Populaire, rural, solidaire, festif, créatif… Avec ces arguments, Bourges a réussi à devenir la prochaine Capitale européenne de la culture de la France en 2028, succédant à Paris (1989), Avignon (2000), Lille (2004) et Marseille (2013). Depuis, la préfecture du Cher se sent pousser des ailes, tant la capitale historique du Berry, isolée sur la diagonale du vide de la France rurale, ne s’animait vraiment qu’une fois par an lors du Printemps de Bourges, premier festival de la saison et étendard des musiques actuelles.

Cette année, le Printemps qui se tient du 23 au 28 avril fera tout pour incarner les valeurs qui portent l’ambition de la ville de Jacques Cœur… en leur ajoutant déjà une forte dimension européenne. C’est par un grand bal populaire et gratuit que Bourges ouvrira ce soir son festival. La danse sera emmenée par 25 tubes emblématiques venus de toute l’Europe joués par un orchestre nantais fantaisiste et joyeux, Le Bal des Variétistes. Une façon de rappeler, sept semaines avant des élections européennes aux perspectives menaçantes, que la culture reste un socle commun et crée du lien.

Une victoire à la symbolique importante

Bourges ne tient pas pour autant de discours politique, mais revendique l’ambition très festive de cette édition, de son affiche colorée montrant l’image naïve d’animaux enlacés, jusqu’à son programme artistique riche en bonne humeur. « Quand Bourges a été désignée capitale européenne le 13 décembre 2023, la programmation était bouclée, mais j’avais gardé la première soirée en me disant que si nous étions choisis, nous ferions un grand concert gratuit en clin d’œil à Bourges 2028 », explique Boris Vedel, directeur du festival. Musiques actuelles, chansons populaires, « l’Europe se construit avec des imaginaires communs. Ce n’est pas que des normes administratives et de la politique », ajoute-t-il. D’un concert, l’idée se déplace vers un bal, plus drôle, plus participatif, auquel les Berruyers peuvent venir déguisés. Il s’agit de célébrer une victoire à la symbolique importante en invitant à la fête les familles en début de soirée et les jeunes jusqu’au bout de la nuit – les vacances scolaires le permettent.

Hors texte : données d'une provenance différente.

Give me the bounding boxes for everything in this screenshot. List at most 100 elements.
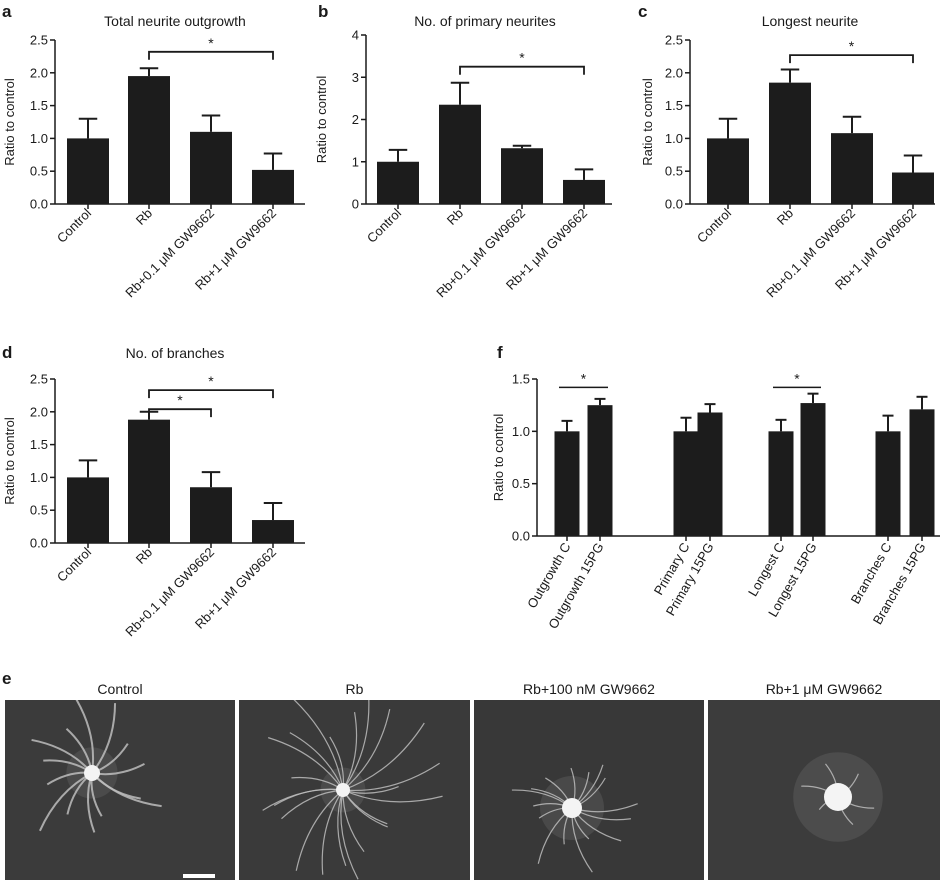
y-tick-label: 1.5 bbox=[30, 437, 48, 452]
chart-panel-a: a Total neurite outgrowth Ratio to control… bbox=[2, 2, 305, 300]
significance-star: * bbox=[208, 35, 214, 51]
neurite bbox=[293, 700, 344, 791]
y-tick-label: 2.5 bbox=[30, 33, 48, 48]
significance-star: * bbox=[849, 38, 855, 54]
micrograph-title: Control bbox=[97, 681, 142, 697]
x-tick-label: Rb bbox=[133, 206, 155, 228]
bar bbox=[190, 487, 232, 543]
significance-bracket bbox=[148, 50, 274, 60]
micrograph: Control bbox=[5, 681, 235, 880]
y-tick-label: 0.0 bbox=[512, 529, 530, 544]
significance-bracket bbox=[459, 65, 585, 75]
neuron bbox=[31, 700, 162, 833]
bar bbox=[252, 169, 294, 204]
y-axis-label: Ratio to control bbox=[314, 76, 329, 164]
micrograph-title: Rb+100 nM GW9662 bbox=[523, 681, 655, 697]
y-tick-label: 1.0 bbox=[30, 470, 48, 485]
y-tick-label: 2.0 bbox=[30, 404, 48, 419]
neuron bbox=[793, 752, 883, 842]
bar bbox=[768, 431, 794, 536]
neurite bbox=[262, 788, 344, 811]
neuron bbox=[262, 700, 443, 880]
neurite bbox=[342, 712, 358, 791]
scale-bar bbox=[183, 874, 215, 878]
y-tick-label: 0.0 bbox=[30, 536, 48, 551]
neurite bbox=[342, 789, 443, 803]
chart-title: Total neurite outgrowth bbox=[104, 13, 246, 29]
y-tick-label: 1.0 bbox=[512, 424, 530, 439]
y-axis-label: Ratio to control bbox=[2, 417, 17, 505]
soma bbox=[84, 765, 100, 781]
significance-star: * bbox=[177, 392, 183, 408]
micrograph: Rb+100 nM GW9662 bbox=[474, 681, 704, 880]
neurite bbox=[342, 722, 425, 791]
significance-star: * bbox=[208, 373, 214, 389]
bar bbox=[128, 419, 170, 543]
neuron bbox=[511, 764, 638, 873]
x-tick-label: Control bbox=[694, 205, 734, 245]
x-tick-label: Rb bbox=[774, 206, 796, 228]
y-tick-label: 1.0 bbox=[30, 131, 48, 146]
y-axis-label: Ratio to control bbox=[2, 78, 17, 166]
chart-title: No. of branches bbox=[126, 345, 225, 361]
x-tick-label: Rb bbox=[444, 206, 466, 228]
y-tick-label: 0.5 bbox=[30, 164, 48, 179]
y-tick-label: 1 bbox=[352, 154, 359, 169]
soma bbox=[824, 783, 852, 811]
panel-letter: c bbox=[638, 2, 647, 21]
y-tick-label: 0.5 bbox=[30, 503, 48, 518]
micrograph-title: Rb+1 μM GW9662 bbox=[766, 681, 883, 697]
significance-star: * bbox=[794, 370, 800, 386]
neurite bbox=[342, 762, 440, 792]
bar bbox=[587, 405, 613, 536]
bar bbox=[800, 403, 826, 536]
y-tick-label: 2.5 bbox=[665, 33, 683, 48]
neurite bbox=[340, 789, 359, 880]
bar bbox=[697, 412, 723, 536]
bar bbox=[501, 148, 543, 204]
chart-panel-b: b No. of primary neurites Ratio to control… bbox=[314, 2, 612, 300]
significance-star: * bbox=[581, 370, 587, 386]
bar bbox=[769, 82, 811, 204]
micrograph: Rb+1 μM GW9662 bbox=[708, 681, 940, 880]
bar bbox=[831, 133, 873, 204]
y-tick-label: 0.0 bbox=[30, 197, 48, 212]
y-tick-label: 2.0 bbox=[30, 65, 48, 80]
bar bbox=[128, 76, 170, 204]
chart-title: Longest neurite bbox=[762, 13, 859, 29]
y-tick-label: 0.5 bbox=[512, 476, 530, 491]
neurite bbox=[295, 789, 344, 871]
bar bbox=[875, 431, 901, 536]
bar bbox=[563, 179, 605, 204]
y-tick-label: 0.0 bbox=[665, 197, 683, 212]
y-tick-label: 2.0 bbox=[665, 65, 683, 80]
neurite bbox=[342, 708, 391, 791]
chart-layer: a Total neurite outgrowth Ratio to control… bbox=[2, 2, 940, 639]
y-tick-label: 0 bbox=[352, 197, 359, 212]
panel-letter: f bbox=[497, 343, 503, 362]
y-tick-label: 4 bbox=[352, 28, 359, 43]
panel-letter: d bbox=[2, 343, 12, 362]
y-tick-label: 3 bbox=[352, 70, 359, 85]
bar bbox=[67, 477, 109, 543]
y-tick-label: 1.5 bbox=[512, 372, 530, 387]
neurite bbox=[342, 700, 370, 791]
y-tick-label: 1.0 bbox=[665, 131, 683, 146]
y-tick-label: 1.5 bbox=[665, 98, 683, 113]
bar bbox=[67, 138, 109, 204]
bar bbox=[554, 431, 580, 536]
x-tick-label: Control bbox=[54, 205, 94, 245]
y-tick-label: 2.5 bbox=[30, 372, 48, 387]
y-axis-label: Ratio to control bbox=[640, 78, 655, 166]
micrograph: Rb bbox=[239, 681, 470, 880]
panel-letter: e bbox=[2, 669, 11, 688]
bar bbox=[909, 409, 935, 536]
soma bbox=[562, 798, 582, 818]
x-tick-label: Rb bbox=[133, 545, 155, 567]
bar bbox=[707, 138, 749, 204]
bar bbox=[377, 161, 419, 204]
panel-letter: b bbox=[318, 2, 328, 21]
y-axis-label: Ratio to control bbox=[491, 414, 506, 502]
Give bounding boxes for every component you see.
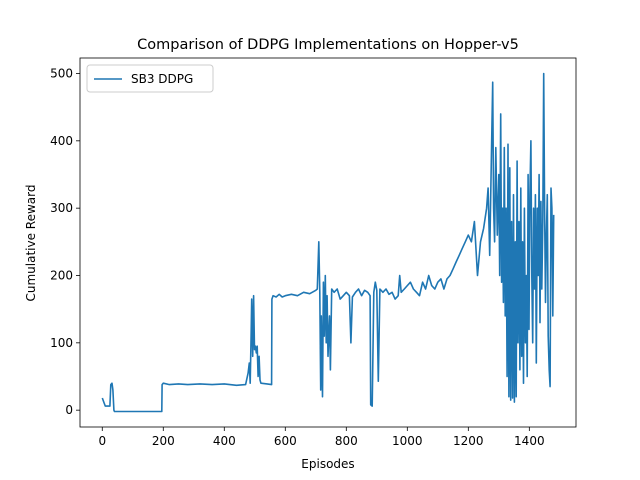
- legend-label-sb3-ddpg: SB3 DDPG: [131, 72, 193, 86]
- x-tick-label: 600: [274, 434, 297, 448]
- plot-frame: [79, 57, 577, 428]
- y-tick-label: 400: [50, 134, 73, 148]
- y-tick-label: 200: [50, 268, 73, 282]
- x-tick-label: 0: [98, 434, 106, 448]
- x-tick-label: 1000: [392, 434, 423, 448]
- y-tick-label: 300: [50, 201, 73, 215]
- x-axis-ticks: 0 200 400 600 800 1000 1200 1400: [98, 427, 545, 448]
- chart-title: Comparison of DDPG Implementations on Ho…: [137, 37, 519, 53]
- x-tick-label: 200: [152, 434, 175, 448]
- plot-area: [79, 57, 577, 428]
- y-axis-ticks: 0 100 200 300 400 500: [50, 66, 80, 417]
- x-tick-label: 1400: [514, 434, 545, 448]
- x-tick-label: 800: [335, 434, 358, 448]
- y-tick-label: 100: [50, 336, 73, 350]
- legend-box: [86, 64, 214, 93]
- y-axis-label: Cumulative Reward: [24, 185, 38, 302]
- x-tick-label: 400: [213, 434, 236, 448]
- y-tick-label: 0: [65, 403, 73, 417]
- legend: SB3 DDPG: [86, 64, 214, 93]
- series-line-0: [101, 72, 555, 413]
- x-axis-label: Episodes: [301, 457, 354, 471]
- series-line-layer: [101, 72, 555, 413]
- y-tick-label: 500: [50, 66, 73, 80]
- x-tick-label: 1200: [453, 434, 484, 448]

« Quels sont selon vous les tubes les plus européens ? » La question a été posée via les réseaux sociaux dans l’Union européenne avec le concours du programme communautaire Music Moves Europe. Une liste de 25 chansons venues de 16 pays, élaborée par le directeur artistique du festival, Jean-Michel Dupas, est prête pour une soirée qui permettra aux 33 jeunes talents « Inouïs » sélectionnés cette année de participer.

Abba et Tom Jones, Elli Medeiros et Nino Ferrer…

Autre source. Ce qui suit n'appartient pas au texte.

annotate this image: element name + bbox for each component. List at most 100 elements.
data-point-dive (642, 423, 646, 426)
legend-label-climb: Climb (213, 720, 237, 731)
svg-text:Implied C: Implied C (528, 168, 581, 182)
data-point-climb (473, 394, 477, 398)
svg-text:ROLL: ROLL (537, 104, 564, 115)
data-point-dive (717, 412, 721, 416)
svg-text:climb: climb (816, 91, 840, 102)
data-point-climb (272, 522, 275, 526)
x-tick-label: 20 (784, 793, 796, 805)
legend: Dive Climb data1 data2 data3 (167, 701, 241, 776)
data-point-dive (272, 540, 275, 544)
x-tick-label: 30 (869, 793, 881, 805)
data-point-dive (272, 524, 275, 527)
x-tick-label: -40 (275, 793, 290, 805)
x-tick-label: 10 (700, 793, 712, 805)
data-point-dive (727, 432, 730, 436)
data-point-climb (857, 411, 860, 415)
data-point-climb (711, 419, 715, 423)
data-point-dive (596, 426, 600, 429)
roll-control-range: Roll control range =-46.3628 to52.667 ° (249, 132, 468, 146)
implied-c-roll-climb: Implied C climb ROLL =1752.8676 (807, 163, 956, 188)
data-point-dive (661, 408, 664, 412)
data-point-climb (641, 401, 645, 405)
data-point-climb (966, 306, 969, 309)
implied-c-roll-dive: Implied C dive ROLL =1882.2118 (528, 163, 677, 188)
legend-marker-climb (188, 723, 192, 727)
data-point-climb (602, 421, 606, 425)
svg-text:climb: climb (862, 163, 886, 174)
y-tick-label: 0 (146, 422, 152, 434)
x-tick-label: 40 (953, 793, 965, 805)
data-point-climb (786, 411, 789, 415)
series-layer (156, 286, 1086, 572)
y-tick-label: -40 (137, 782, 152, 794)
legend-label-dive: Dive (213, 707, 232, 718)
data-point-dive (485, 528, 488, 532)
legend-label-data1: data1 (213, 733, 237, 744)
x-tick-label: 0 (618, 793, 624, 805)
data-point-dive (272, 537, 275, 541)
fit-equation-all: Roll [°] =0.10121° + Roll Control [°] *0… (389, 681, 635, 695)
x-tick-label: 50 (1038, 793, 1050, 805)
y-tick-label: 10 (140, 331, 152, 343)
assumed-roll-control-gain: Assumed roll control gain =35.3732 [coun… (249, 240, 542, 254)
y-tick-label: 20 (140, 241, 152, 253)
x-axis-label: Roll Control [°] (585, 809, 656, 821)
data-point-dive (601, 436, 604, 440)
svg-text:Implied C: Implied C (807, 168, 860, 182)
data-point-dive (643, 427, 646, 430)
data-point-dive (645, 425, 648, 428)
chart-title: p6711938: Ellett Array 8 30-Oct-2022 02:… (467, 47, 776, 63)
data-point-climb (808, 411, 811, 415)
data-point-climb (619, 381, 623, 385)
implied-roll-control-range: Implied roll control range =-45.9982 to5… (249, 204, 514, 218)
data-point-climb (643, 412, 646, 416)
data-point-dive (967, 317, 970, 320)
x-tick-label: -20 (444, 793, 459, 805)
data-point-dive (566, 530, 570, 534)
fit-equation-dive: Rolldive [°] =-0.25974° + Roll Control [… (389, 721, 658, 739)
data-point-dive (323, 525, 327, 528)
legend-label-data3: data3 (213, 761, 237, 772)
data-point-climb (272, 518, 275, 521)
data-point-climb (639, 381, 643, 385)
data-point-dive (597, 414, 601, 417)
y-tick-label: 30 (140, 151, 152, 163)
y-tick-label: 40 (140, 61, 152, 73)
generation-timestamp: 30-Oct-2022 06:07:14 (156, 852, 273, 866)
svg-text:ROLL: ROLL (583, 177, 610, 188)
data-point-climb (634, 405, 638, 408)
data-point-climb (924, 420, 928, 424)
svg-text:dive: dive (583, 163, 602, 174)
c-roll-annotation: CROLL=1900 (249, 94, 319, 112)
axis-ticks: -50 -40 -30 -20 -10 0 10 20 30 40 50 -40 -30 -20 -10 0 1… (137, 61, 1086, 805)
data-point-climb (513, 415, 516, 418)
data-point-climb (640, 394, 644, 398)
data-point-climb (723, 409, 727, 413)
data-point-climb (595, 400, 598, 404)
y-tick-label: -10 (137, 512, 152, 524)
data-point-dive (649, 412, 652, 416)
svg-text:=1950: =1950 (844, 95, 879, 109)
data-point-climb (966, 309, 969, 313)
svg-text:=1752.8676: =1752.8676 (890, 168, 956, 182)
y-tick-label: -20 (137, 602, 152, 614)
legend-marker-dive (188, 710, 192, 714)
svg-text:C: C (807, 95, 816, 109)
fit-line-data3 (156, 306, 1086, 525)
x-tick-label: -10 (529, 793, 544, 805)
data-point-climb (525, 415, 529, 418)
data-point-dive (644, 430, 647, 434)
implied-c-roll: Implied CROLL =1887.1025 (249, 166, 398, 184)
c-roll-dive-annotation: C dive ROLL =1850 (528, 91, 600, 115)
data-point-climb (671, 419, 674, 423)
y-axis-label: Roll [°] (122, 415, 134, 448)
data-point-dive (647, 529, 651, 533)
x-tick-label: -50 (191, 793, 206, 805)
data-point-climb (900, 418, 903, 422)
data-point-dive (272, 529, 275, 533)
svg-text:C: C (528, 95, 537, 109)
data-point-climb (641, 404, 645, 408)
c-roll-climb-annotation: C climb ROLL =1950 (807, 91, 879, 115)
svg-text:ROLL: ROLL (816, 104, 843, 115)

Que de souvenirs communs dans cette playlist pleine de surprises ! Bourges dansera sur Sara perche ti amo, inusable ballade italienne de Ricchi e Poveri, Money, Money, Money des Suédois Abba, ou Toi mon toit de la Française Elli Medeiros. Refusant de laisser le Royaume-Uni à l’extérieur de l’Europe où il s’est placé depuis le Brexit, le bal l’invitera avec plusieurs titres, dont le très enlevé It’s Not Unusual du Gallois Tom Jones. Des tubes irlandais (avec les Pogues), norvégiens, finlandais, espagnols, belges, allemands, grecs, venus d’Europe et de l’Est ou encore de Guadeloupe, ce concert des nations invitera aussi une chanson du regretté Nino Ferrer, Je vends des robes.

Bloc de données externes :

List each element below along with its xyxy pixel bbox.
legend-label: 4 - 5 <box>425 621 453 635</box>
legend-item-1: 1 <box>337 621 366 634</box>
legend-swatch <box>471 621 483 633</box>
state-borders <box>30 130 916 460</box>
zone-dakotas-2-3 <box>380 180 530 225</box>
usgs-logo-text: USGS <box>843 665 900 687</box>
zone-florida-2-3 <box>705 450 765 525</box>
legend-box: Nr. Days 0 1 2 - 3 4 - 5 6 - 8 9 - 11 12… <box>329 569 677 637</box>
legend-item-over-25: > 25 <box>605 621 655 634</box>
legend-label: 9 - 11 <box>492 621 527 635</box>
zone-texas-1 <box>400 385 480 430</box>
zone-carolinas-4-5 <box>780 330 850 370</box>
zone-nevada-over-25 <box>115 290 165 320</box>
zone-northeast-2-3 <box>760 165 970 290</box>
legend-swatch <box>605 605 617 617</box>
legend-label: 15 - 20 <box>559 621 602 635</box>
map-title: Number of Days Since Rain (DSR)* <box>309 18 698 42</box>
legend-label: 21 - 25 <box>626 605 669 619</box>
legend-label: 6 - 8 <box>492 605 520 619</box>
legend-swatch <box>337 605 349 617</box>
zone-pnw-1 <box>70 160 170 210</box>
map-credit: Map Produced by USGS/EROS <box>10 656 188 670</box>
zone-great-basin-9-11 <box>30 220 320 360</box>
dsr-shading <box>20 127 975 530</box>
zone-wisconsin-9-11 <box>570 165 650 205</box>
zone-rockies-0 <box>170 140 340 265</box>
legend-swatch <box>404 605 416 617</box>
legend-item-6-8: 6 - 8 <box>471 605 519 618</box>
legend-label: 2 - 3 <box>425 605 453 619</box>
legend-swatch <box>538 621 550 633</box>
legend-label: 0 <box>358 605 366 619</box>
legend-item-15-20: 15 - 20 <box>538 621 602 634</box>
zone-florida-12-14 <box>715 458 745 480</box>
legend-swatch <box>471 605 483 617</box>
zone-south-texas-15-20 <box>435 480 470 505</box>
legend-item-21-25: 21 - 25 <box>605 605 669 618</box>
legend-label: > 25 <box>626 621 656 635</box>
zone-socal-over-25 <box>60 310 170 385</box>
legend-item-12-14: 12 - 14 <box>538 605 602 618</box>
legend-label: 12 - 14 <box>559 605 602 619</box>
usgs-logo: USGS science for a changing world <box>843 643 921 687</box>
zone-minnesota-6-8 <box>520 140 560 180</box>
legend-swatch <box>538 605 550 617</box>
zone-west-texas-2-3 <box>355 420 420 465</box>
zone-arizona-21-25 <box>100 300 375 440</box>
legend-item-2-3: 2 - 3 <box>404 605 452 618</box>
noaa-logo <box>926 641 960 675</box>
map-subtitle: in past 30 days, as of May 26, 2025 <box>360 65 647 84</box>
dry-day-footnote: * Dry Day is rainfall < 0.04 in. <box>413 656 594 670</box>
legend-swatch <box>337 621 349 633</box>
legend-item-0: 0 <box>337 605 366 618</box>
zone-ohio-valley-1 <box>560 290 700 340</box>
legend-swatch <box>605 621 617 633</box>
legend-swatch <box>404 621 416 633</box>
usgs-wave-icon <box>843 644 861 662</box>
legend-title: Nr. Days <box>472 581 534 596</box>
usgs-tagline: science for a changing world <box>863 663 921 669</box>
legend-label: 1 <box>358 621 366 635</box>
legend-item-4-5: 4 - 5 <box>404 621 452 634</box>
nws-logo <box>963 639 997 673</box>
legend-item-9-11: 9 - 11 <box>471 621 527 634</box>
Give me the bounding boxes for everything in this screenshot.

Les têtes d’affiche, les musiciens, les 5 000 professionnels présents chaque année au Printemps, rendez-vous incontournable de l’industrie musicale, arriveront le lendemain pour les 86 spectacles attendus, de Mika à Cat Power, Shaka Ponk ou Clara Luciani. En attendant, Bourges se réjouit déjà en pensant à demain. Aux trains qui desserviront plus vite cette ville sans TGV : « On sera à 1 h 45 de Paris en 2028 ! » ; aux appels à projets qui seront lancés à la rentrée par l’équipe qui s’étoffe : Frédéric Hocquard, délégué général, vient de rejoindre le maire de Bourges, Yann Galut, et le commissaire Pascal Keiser qui ont porté la candidature ; aux recrutements qui vont bon train dans une ville de 64 000 habitants dont l’industrie de la défense était jusque-là quasiment le seul poumon économique. « Petit, c’est pas un souci ! », clamaient les défenseurs de l’ambition européenne de Bourges. À eux aujourd’hui de rêver grand.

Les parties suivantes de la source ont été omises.